Un jeune auteur.—«En effet, Agassiz recommande aux auteurs de manger du poisson, comme contenant du phosphore, qui est avantageux pour le cerveau. Mais je ne puis vous donner aucune indication sur la quantité de poisson qui vous est nécessaire, du moins aucune indication précise. Si l’ouvrage que vous m’avez envoyé comme spécimen représente ce que vous faites habituellement, je pense que peut-être une couple de baleines serait pour le moment tout ce qu’il vous faut. Pas de la grande espèce. Mais simplement des baleines de bonne dimension moyenne.»
Un mendiant professionnel.—«Non. On ne peut vous obliger à accepter les obligations de l’emprunt américain au pair.»

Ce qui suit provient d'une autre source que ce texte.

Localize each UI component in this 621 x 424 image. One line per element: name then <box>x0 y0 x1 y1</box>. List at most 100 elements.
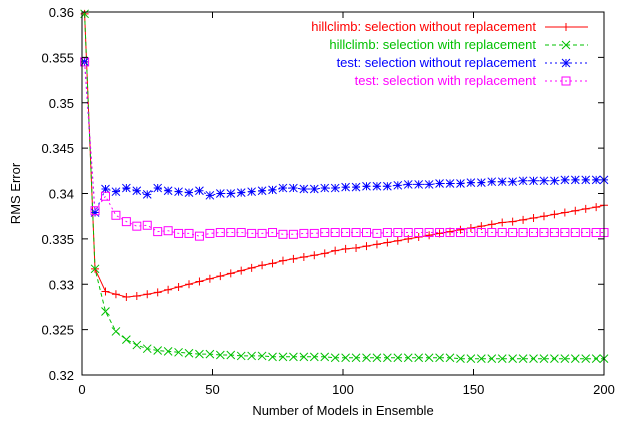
square-marker <box>403 228 413 238</box>
x-marker <box>132 340 142 350</box>
x-tick-label: 200 <box>593 382 615 397</box>
x-marker <box>174 347 183 357</box>
plus-marker <box>299 253 308 262</box>
x-marker <box>497 354 507 364</box>
plus-marker <box>111 290 120 299</box>
plus-marker <box>498 218 507 227</box>
x-axis: 0 50 100 150 200 <box>78 12 615 397</box>
x-axis-title: Number of Models in Ensemble <box>252 403 433 418</box>
star-marker <box>581 175 591 185</box>
plus-marker <box>560 208 569 217</box>
square-marker <box>476 228 486 238</box>
plus-marker <box>132 292 141 301</box>
x-marker <box>456 354 465 364</box>
plus-marker <box>592 203 601 212</box>
plus-marker <box>456 225 465 234</box>
x-marker <box>236 351 246 361</box>
x-marker <box>142 344 152 354</box>
x-marker <box>195 349 204 359</box>
star-marker <box>205 190 215 200</box>
star-marker <box>215 189 225 198</box>
plus-marker <box>571 206 580 215</box>
legend-label: test: selection without replacement <box>337 55 537 70</box>
square-marker <box>561 76 571 86</box>
star-marker <box>153 183 163 193</box>
x-marker <box>341 353 350 363</box>
plus-marker <box>247 263 256 272</box>
square-marker <box>508 228 518 238</box>
x-marker <box>508 354 518 364</box>
star-marker <box>560 175 570 185</box>
star-marker <box>142 190 152 199</box>
plus-marker <box>237 266 246 275</box>
plus-marker <box>205 274 214 283</box>
square-marker <box>299 228 309 238</box>
square-marker <box>435 228 445 238</box>
y-tick-label: 0.325 <box>41 323 74 338</box>
x-marker <box>539 354 549 364</box>
star-marker <box>550 176 559 186</box>
x-marker <box>435 353 444 363</box>
y-axis: 0.32 0.325 0.33 0.335 0.34 0.345 0.35 0.355 0.36 <box>41 5 604 383</box>
square-marker <box>226 228 236 238</box>
square-marker <box>90 206 100 216</box>
legend-label: test: selection with replacement <box>355 73 537 88</box>
plus-marker <box>383 238 392 247</box>
square-marker <box>257 228 267 238</box>
square-marker <box>393 228 403 238</box>
x-marker <box>309 352 319 362</box>
square-marker <box>549 228 559 238</box>
plus-marker <box>174 282 183 291</box>
x-marker <box>445 353 455 363</box>
star-marker <box>383 181 392 191</box>
plus-marker <box>508 217 517 226</box>
square-marker <box>142 220 152 230</box>
x-tick-label: 150 <box>463 382 485 397</box>
x-marker <box>330 353 340 363</box>
square-marker <box>288 229 298 239</box>
star-marker <box>456 179 465 188</box>
square-marker <box>529 228 539 238</box>
square-marker <box>236 228 246 238</box>
square-marker <box>414 228 424 238</box>
square-marker <box>268 228 278 238</box>
star-marker <box>414 180 424 189</box>
y-tick-label: 0.335 <box>41 232 74 247</box>
y-tick-label: 0.345 <box>41 141 74 156</box>
plus-marker <box>289 254 298 263</box>
star-marker <box>257 186 267 196</box>
square-marker <box>341 228 351 238</box>
x-tick-label: 100 <box>332 382 354 397</box>
square-marker <box>466 228 476 238</box>
star-marker <box>174 187 183 197</box>
star-marker <box>518 176 528 186</box>
square-marker <box>320 228 330 238</box>
plus-marker <box>539 212 548 221</box>
x-marker <box>518 354 528 364</box>
x-marker <box>320 352 330 362</box>
star-marker <box>226 189 236 198</box>
x-marker <box>247 351 257 361</box>
plus-marker <box>268 259 277 268</box>
square-marker <box>372 228 382 238</box>
plus-marker <box>320 249 329 258</box>
x-marker <box>403 353 413 363</box>
star-marker <box>591 175 601 185</box>
star-marker <box>561 58 571 68</box>
star-marker <box>247 187 257 197</box>
star-marker <box>299 184 309 194</box>
star-marker <box>320 183 330 193</box>
plus-marker <box>258 261 267 270</box>
star-marker <box>289 183 298 193</box>
y-tick-label: 0.35 <box>49 96 74 111</box>
square-marker <box>455 228 465 238</box>
star-marker <box>111 187 121 197</box>
star-marker <box>487 177 497 187</box>
series-3 <box>80 57 609 217</box>
star-marker <box>163 186 173 196</box>
square-marker <box>100 191 110 201</box>
legend: hillclimb: selection without replacement… <box>311 19 588 88</box>
x-marker <box>581 354 591 364</box>
x-marker <box>383 353 392 363</box>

Un mathématicien.—Virginia. Nevada.
«Si un boulet de canon met 3 secondes ⅛ pour parcourir les 4 premiers milles, 3 secondes ⅜ pour les 4 milles suivants, 3 secondes ⅝ pour les 4 milles suivants, et ainsi de suite, avec une diminution de vitesse constante dans la même proportion, combien de temps lui faudra-t-il pour parcourir quinze cent millions de milles?»
—«Je n’en sais rien.»
Amoureux délaissé.—«J’ai aimé, et j’aime encore, la belle Edwitha Howard, et je voulais l’épouser. Hélas! durant un court voyage que j’ai fait à Benicia, la semaine dernière, hélas! elle a épousé Jones. Mon bonheur est-il à jamais perdu? N’ai-je plus aucun recours?»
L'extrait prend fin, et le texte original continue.